IVAN RODRIGO ROSSI

No último vestibular realizado por uma das maiores universidades públicas do Brasil, a UNESP, das 38.525 vagas de graduação oferecidas, apenas 4.531 foram reservadas a pessoas que se declararam como pretos, pardos ou indígenas, um número que mesmo pequeno ainda sim proporcionou o acesso de muitos estudantes que nunca imaginaram estar na universidade pública.

“O Brasil convive diariamente com um projeto de embranquecimento de sua população, onde há décadas o negro é abandonado, encarcerado e jogado à margem da sociedade, sem nenhuma expectativa de melhora, enquanto o branco, imigrante europeu, chegou ao pais com todas as condições favoráveis a ele”, define o antirracista, professor de Jornalismo da Unesp e Vice-diretor da FAAC Juarez Xavier.

Não é novidade dizer que as faculdades públicas no Brasil são majoritariamente ocupadas por pessoas brancas, mas nos últimos anos esse cenário ganhou cores diferentes, com a implementação da Lei de cotas datada do ano de 2012. A lei prevê que 50% das vagas do vestibular sejam destinadas a alunos que tenham estudado em escola pública e dentro desses 50%, uma parcela seja destinada a alunos que se declaram pretos, pardos ou indígenas. 

Essas mudanças causaram um grande impacto.
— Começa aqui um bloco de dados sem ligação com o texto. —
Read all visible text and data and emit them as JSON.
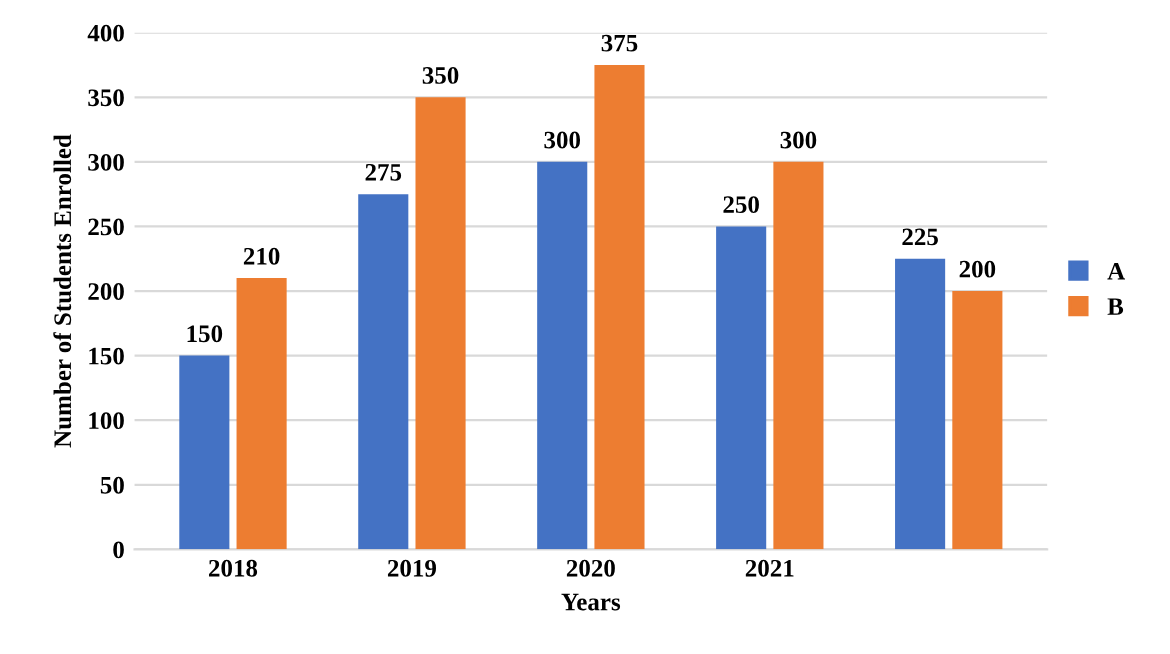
{
  "chart_data": {
    "type": "bar",
    "xlabel": "Years",
    "ylabel": "Number of Students Enrolled",
    "categories": [
      "2018",
      "2019",
      "2020",
      "2021",
      null
    ],
    "series": [
      {
        "name": "A",
        "color": "#4472c4",
        "values": [
          150,
          275,
          300,
          250,
          225
        ]
      },
      {
        "name": "B",
        "color": "#ed7d31",
        "values": [
          210,
          350,
          375,
          300,
          200
        ]
      }
    ],
    "ylim": [
      0,
      400
    ],
    "yticks": [
      0,
      50,
      100,
      150,
      200,
      250,
      300,
      350,
      400
    ],
    "grid": "y",
    "legend": "right",
    "data_labels": true
  }
}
Podemos ver pessoas que nunca se imaginaram em uma universidade pública, tendo acesso ao estudo graças a implementação dessa Lei, a exemplo do assistente de planejamento e estudante de jornalismo, Mateus Ferreira, de 25 anos.

Mateus nem conseguiu chegar ao ensino médio, voltou a pensar em seus estudos aos 23 anos, quando terminou o ensino médio pelo supletivo, e no ano seguinte já estava cursando jornalismo na UNESP, uma das maiores universidades públicas do Brasil. 
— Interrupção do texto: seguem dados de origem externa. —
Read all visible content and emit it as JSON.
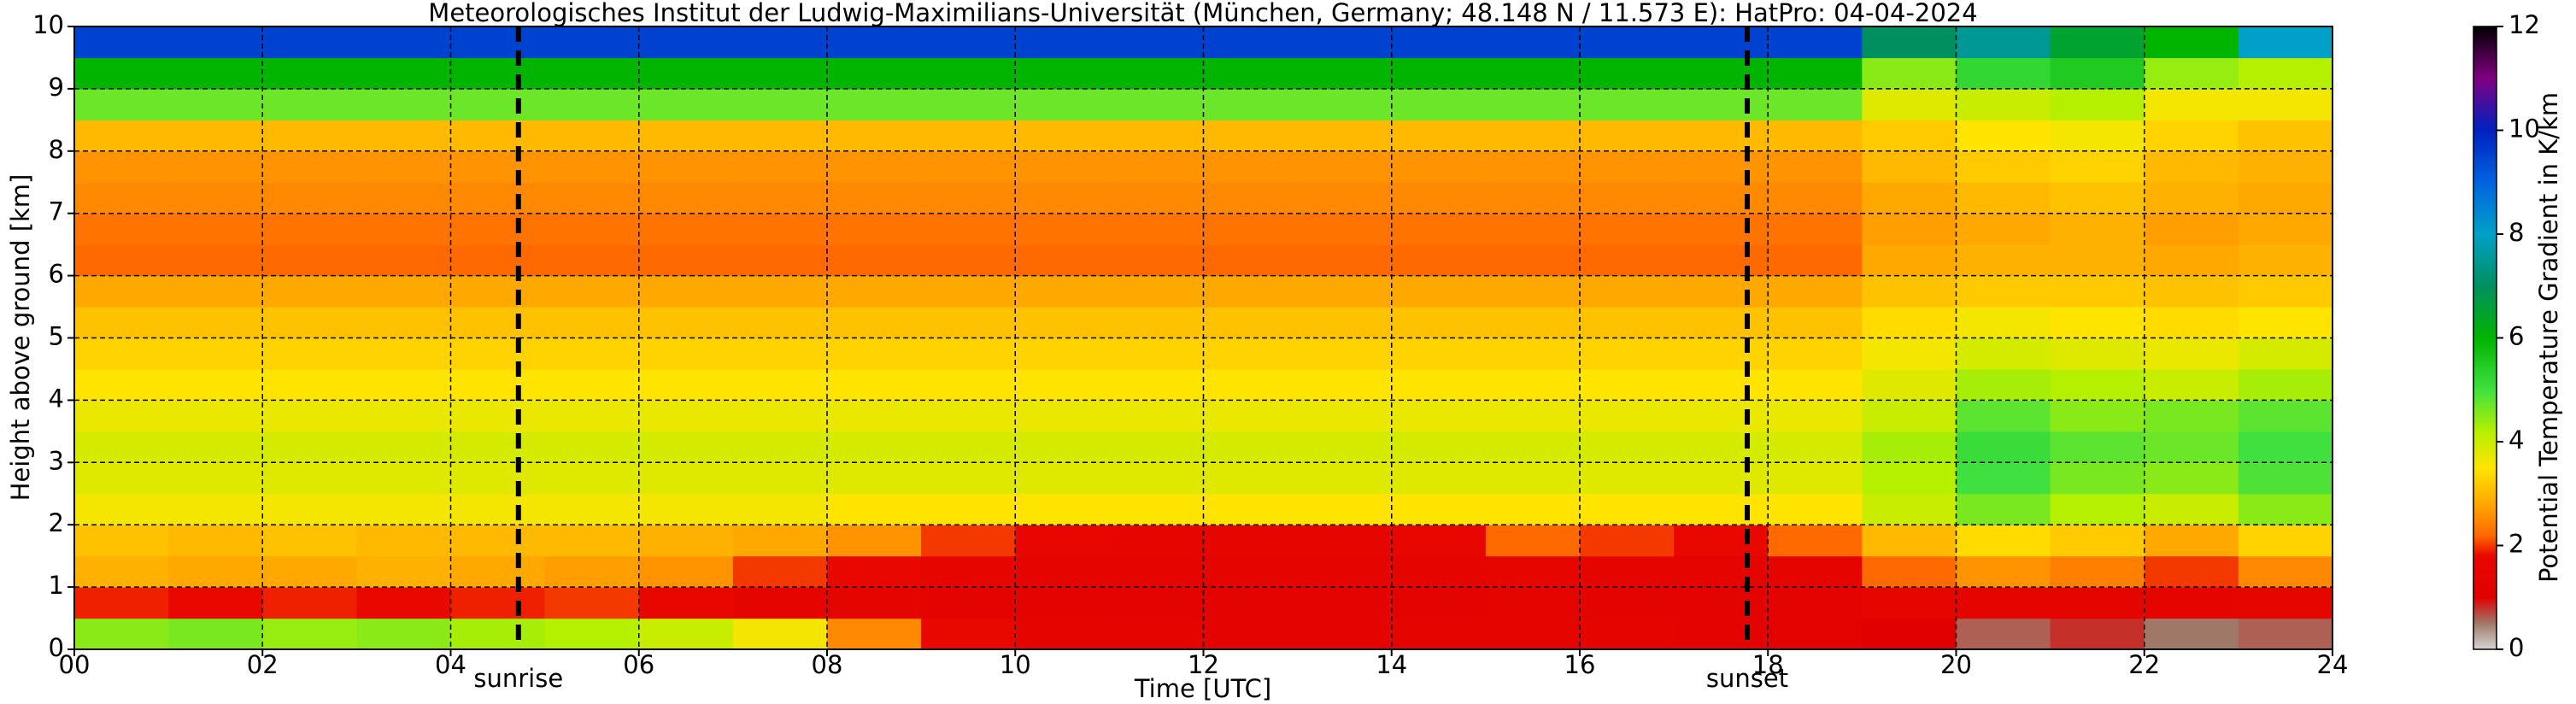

“Fui o primeiro da minha família e do meu ciclo de amigos próximos a entrar em uma universidade, na adolescência eu nunca tive nenhum sonho de fazer faculdade, vai muito por achar que eu não conseguiria. Tinha muitos problemas familiares, o que fez eu nem chegar ao ensino médio, então, era meio que algo inalcançável, mas sempre tive vontade de fazer jornalismo”, desabafa Mateus. 

Para muitos jovens negros a universidade pública nunca foi uma das opções para sua vida. Essa ideia só vem após alguns anos no mercado de trabalho, após alguém mostrar a eles essa opção, enquanto muitos alunos de escola particular praticamente estudam sua vida toda já sabendo em qual universidade eles querem entrar. 

Mateus explica ainda que a falta de pertencimento não acaba quando o jovem negro entra nesse espaço da universidade. Para ele, após entrar vem a insegurança e o pensamento de que se ele realmente deveria estar ali: “é algo que às vezes a ficha não cai, nas primeiras semanas achava que era algum engano, que não era meu nome ali, afinal de contas passei com 25 anos, vindo de escola pública e supletivo ainda. Nunca achei que tinha potencial pra isso e tem sido incrível”. 

Já para a estagiária e estudante de jornalismo Flávia Gracinda, de 22 anos, a universidade pública se tornou um sonho aos 19, quando frequentava um curso técnico em administração na Escola Técnica Estadual – ETEC, porém, antes disso, a faculdade nem passava em sua mente. “Até o final do ensino médio isso me parecia algo distante, mas fiz algumas amizades que me fizeram olhar para a universidade pública como uma forma de ingresso no ensino superior, então resolvi prestar o vestibular”, comenta Flávia. 

Conseguimos entender que acreditar em um ensino superior não é um privilégio para todas as classes, que muitos jovens negros só pensam em universidade muitos anos após terminar o ensino médio, seja por problemas sociais, pessoais ou o fardo de viver em uma sociedade refém de um racismo estrutural.

Flávia explica que, por conta de uma história que apaga as heranças e raízes negras do país, a autoestima tem que ser devolvida ao negro para que ele acredite que pode estar lá.“Família e amigos, eles me incentivaram e me deram bastante apoio durante os estudos e todo processo até a aprovação no vestibular. Prestei o vestibular uma vez e não passei, quando decidi tentar de novo e compartilhei a ideia com os mais próximos, eles me apoiaram e acreditaram nesse sonho junto comigo, acredito que isso fez muita diferença”.

Pelos depoimentos acima, conclui-se que a presença do negro nas universidades publicas é um ato de “revolução”, um ato que ainda está no começo, mas graças a esses alunos e alunas que quebram estatísticas e decidem lutar por uma vaga nesse espaço, cada dia mais esse ambiente se torna plural.